Korrekturen hatten wir keine anzubringen, es war alles korrekt.
Nun begleiteten wir Gemeindeschreiber H. in sein Büro, wo er die Resultate in das System zur Übermittlung der Ergebnisse des Kantons Berns unter https://www.bewas.apps.be.ch eingab.

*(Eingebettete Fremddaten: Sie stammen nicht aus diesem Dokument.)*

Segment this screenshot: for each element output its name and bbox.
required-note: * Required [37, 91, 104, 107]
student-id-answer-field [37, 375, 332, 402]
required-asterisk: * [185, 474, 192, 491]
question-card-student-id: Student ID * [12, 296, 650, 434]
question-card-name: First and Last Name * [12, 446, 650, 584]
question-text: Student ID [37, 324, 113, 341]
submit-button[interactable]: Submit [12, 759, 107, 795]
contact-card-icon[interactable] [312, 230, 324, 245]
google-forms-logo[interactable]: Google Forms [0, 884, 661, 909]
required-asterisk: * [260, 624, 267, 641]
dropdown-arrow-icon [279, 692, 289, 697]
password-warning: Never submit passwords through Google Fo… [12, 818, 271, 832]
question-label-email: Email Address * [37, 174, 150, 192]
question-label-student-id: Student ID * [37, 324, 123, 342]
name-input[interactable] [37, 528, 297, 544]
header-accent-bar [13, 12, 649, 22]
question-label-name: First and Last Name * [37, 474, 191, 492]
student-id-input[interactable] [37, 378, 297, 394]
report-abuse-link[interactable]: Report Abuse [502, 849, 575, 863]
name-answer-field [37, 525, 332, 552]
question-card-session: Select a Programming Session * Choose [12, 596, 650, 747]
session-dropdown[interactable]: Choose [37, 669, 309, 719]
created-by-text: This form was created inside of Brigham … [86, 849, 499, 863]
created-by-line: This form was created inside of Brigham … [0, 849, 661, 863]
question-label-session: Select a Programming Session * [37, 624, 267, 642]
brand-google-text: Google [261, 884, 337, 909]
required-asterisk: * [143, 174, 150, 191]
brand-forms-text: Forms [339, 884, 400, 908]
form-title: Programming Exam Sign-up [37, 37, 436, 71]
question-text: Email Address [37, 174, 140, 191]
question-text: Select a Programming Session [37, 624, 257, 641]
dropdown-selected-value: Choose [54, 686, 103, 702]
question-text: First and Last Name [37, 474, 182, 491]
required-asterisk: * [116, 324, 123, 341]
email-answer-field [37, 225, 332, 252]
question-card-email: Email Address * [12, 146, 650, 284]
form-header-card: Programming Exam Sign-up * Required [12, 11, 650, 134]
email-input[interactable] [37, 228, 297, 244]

Nach einer Zwei-Faktor-Authentisierung erfasste er die Ergebnisse zu den einzelnen Vorlagen, was das System mit zwei Markierungen “richtig” und “plausibel” quittierte, ohne, dass sich mir erschloss, welche Prüfungen da genau dahinter standen. Zum Schluss dann noch die Freigabe der gesamten Ergebnisse und der erste Abstimmungssonntag war für mich um 13:05 beendet.
Fazit
Ich habe wie im ersten Beitrag erklärt eine starke Sicherheitsperspektive auf die Abläufe bei der Stimmabgabe und dem Auszählen. Und die obenstehende Beschreibung, die etwas langatmig wirken mag, hat das Ziel, alles ganz genau festzuhalten. Auf dieser Basis lässt sich dann zu einem späteren Zeitpunkt eine Diskussion zu möglichen Schwachstellen führen. Ein erstes Zwischenfazit: Stimmabgabe vor Ort ist ein sehr gut eingespielter und meines Erachtens sehr sicherer Prozess. Manipulationen beim Auszählen von Referenden wie am oben beschriebenen Wahltag, scheinen mir sehr anspruchsvoll.
Ausblick
Am 27. März finden im Kanton Bern, wo ich lebe, Grossrats- und Regierungsratswahlen statt. Da das Auszählen von Wahlen wesentlich komplizierter ist als die Ausmittlung von Volksabstimmungen, werden Wahlen bei uns von einem bewährten Team ausgezählt. Zusammen mit einer Kollegin aus dem Abstimmungsausschuss habe ich mich freiwillig gemeldet um dieses Team zu unterstützen. Gemeindeschreiber H. hiess diese Initiative sehr willkommen.
Nachtrag: Eine Anfrage aus dem Zentrum für Demokratie Aarau nach der Versorgung mit Apfelschorle und Sandwiches muss ich leider abschlägig beantworten. Da gibt es noch Verbesserungsbedarf. Ein Thema, das es bis zu den kantonalen Wahlen Ende März zu klären gilt.